Fast forward to 2008. While we slide down the abyss into what might well become the worst economic meltdown in American history, I've come to a stark realization. We are not capitalists; we are gamblers. Our nation's capital should not be Washington, D.C.; it should be Las Vegas. The Capitol building itself should not be the immaculate Grecian building we all know; it should be The Mirage.

A liberal arts-level understanding (all that I am capable of) of the financial services practices and products that have contributed to our demise, such as "naked short selling" and "credit default swaps," reveals a common element: gambling. Suffice it to say, what our economy became over the last three decades was a blackjack table. The smart bad guys created products that allowed greedy bad guys to make money on assets they didn't actually own. The good guys were unknowingly complicit, also making money by seeing their IRAs and 401 (k)s rise at a steady clip.

We financed it all on the First Bank of China credit card, and then the casino said "enough."

But it's not just financial services that reveal our true nature. Our health care and insurance system is a gamble: We'd rather gamble that we can afford the insurance that gives us stellar health care than have less shiny facilities and open the doors of access more equitably. We gamble on borrowing money for the best education, assuming that law school, med school and that MBA will pay off relatively quickly. We have generally practiced what might be called "consumption without consequence" on nearly every front, and it's crumbling before our eyes.

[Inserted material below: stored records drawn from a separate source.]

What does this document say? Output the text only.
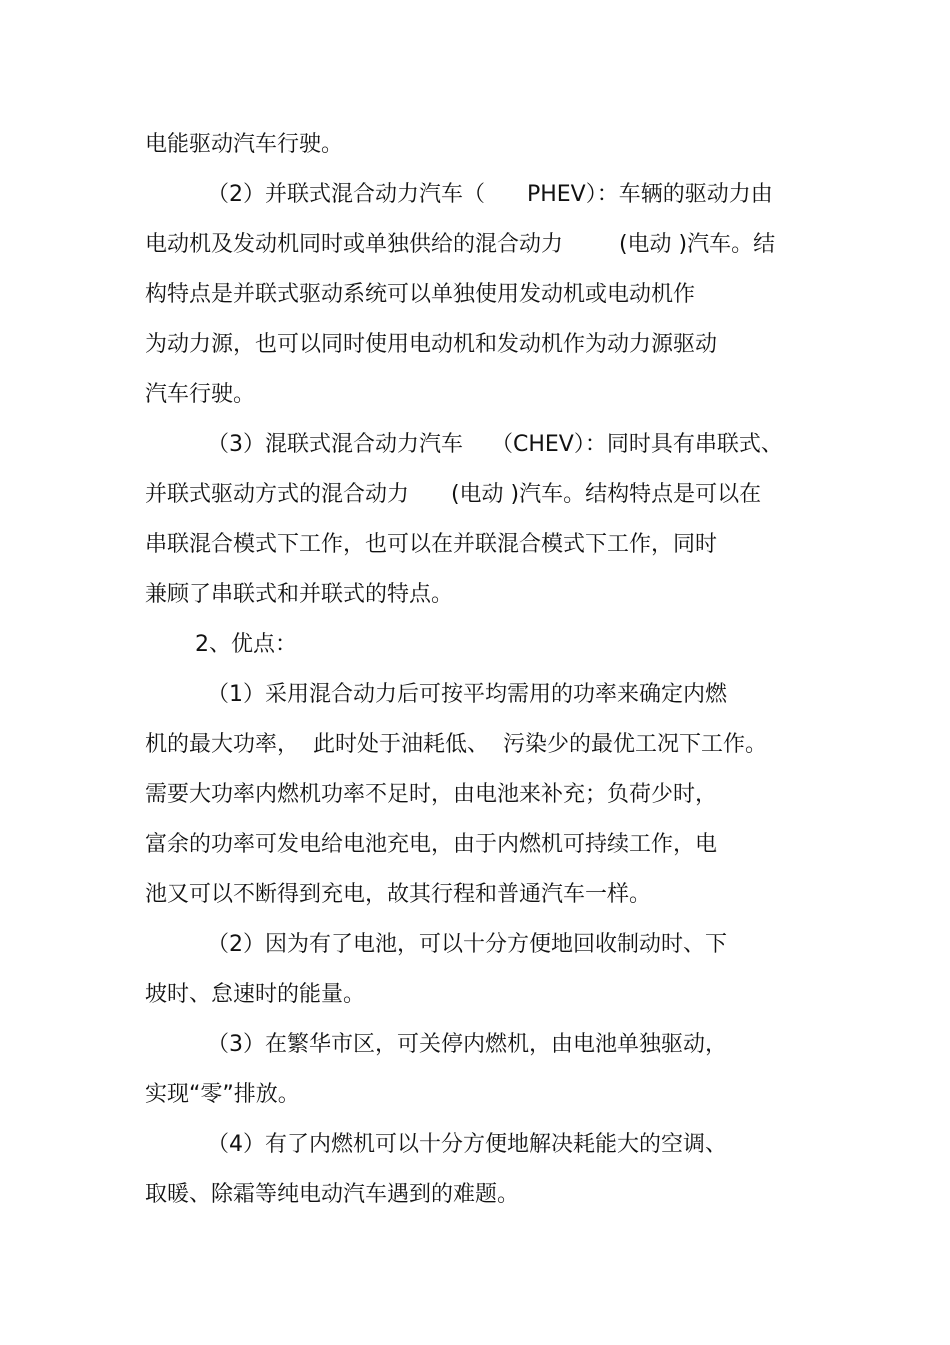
电能驱动汽车行驶。
（2）并联式混合动力汽车（      PHEV）：车辆的驱动力由
电动机及发动机同时或单独供给的混合动力        (电动 )汽车。结
构特点是并联式驱动系统可以单独使用发动机或电动机作
为动力源，也可以同时使用电动机和发动机作为动力源驱动
汽车行驶。
（3）混联式混合动力汽车    （CHEV）：同时具有串联式、
并联式驱动方式的混合动力      (电动 )汽车。结构特点是可以在
串联混合模式下工作，也可以在并联混合模式下工作，同时
兼顾了串联式和并联式的特点。
2、优点：
（1）采用混合动力后可按平均需用的功率来确定内燃
机的最大功率，  此时处于油耗低、  污染少的最优工况下工作。
需要大功率内燃机功率不足时，由电池来补充；负荷少时，
富余的功率可发电给电池充电，由于内燃机可持续工作，电
池又可以不断得到充电，故其行程和普通汽车一样。
（2）因为有了电池，可以十分方便地回收制动时、下
坡时、怠速时的能量。
（3）在繁华市区，可关停内燃机，由电池单独驱动，
实现“零”排放。
（4）有了内燃机可以十分方便地解决耗能大的空调、
取暖、除霜等纯电动汽车遇到的难题。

The thing I remember about that summer trip better than the sunny depression of Las Vegas in the daytime was something just outside the city: the Hoover Dam. It's an apt metaphor if one replaces the image of the water on one side with stacks of bills representing our nation's gambling debts. The question is, now that the dam has broken, and we know that our gambles will no longer pay off, what do we do?

Comments

Kevin Sawyer said…
Actually, most of regulatory efforts w/r/t insurance, investments etc... Is intended to discourage the gambling element.

The housing market evaded those regulations (and common investment principles) by virtue of the fact that it had never faltered. As such, the cardinal sin of investing (borrowing to invest) became commonplace advice.

The mere fact that markets rise and fall does not mean that investing is the equivalent of gambling.
Marc Conklin said…
This situation went far beyond the idea of markets rising and falling. Naked short selling (not a huge part of the problem, but still) involves investing in the idea that a stock will fall. No big deal, right? Except for one thing: You don't have to actually own the stock. Credit default swaps are the equivalent of taking an insurance policy on something you don't even own. That's either gambling or insanity. BTW, I just purchased on insurance policy on your house.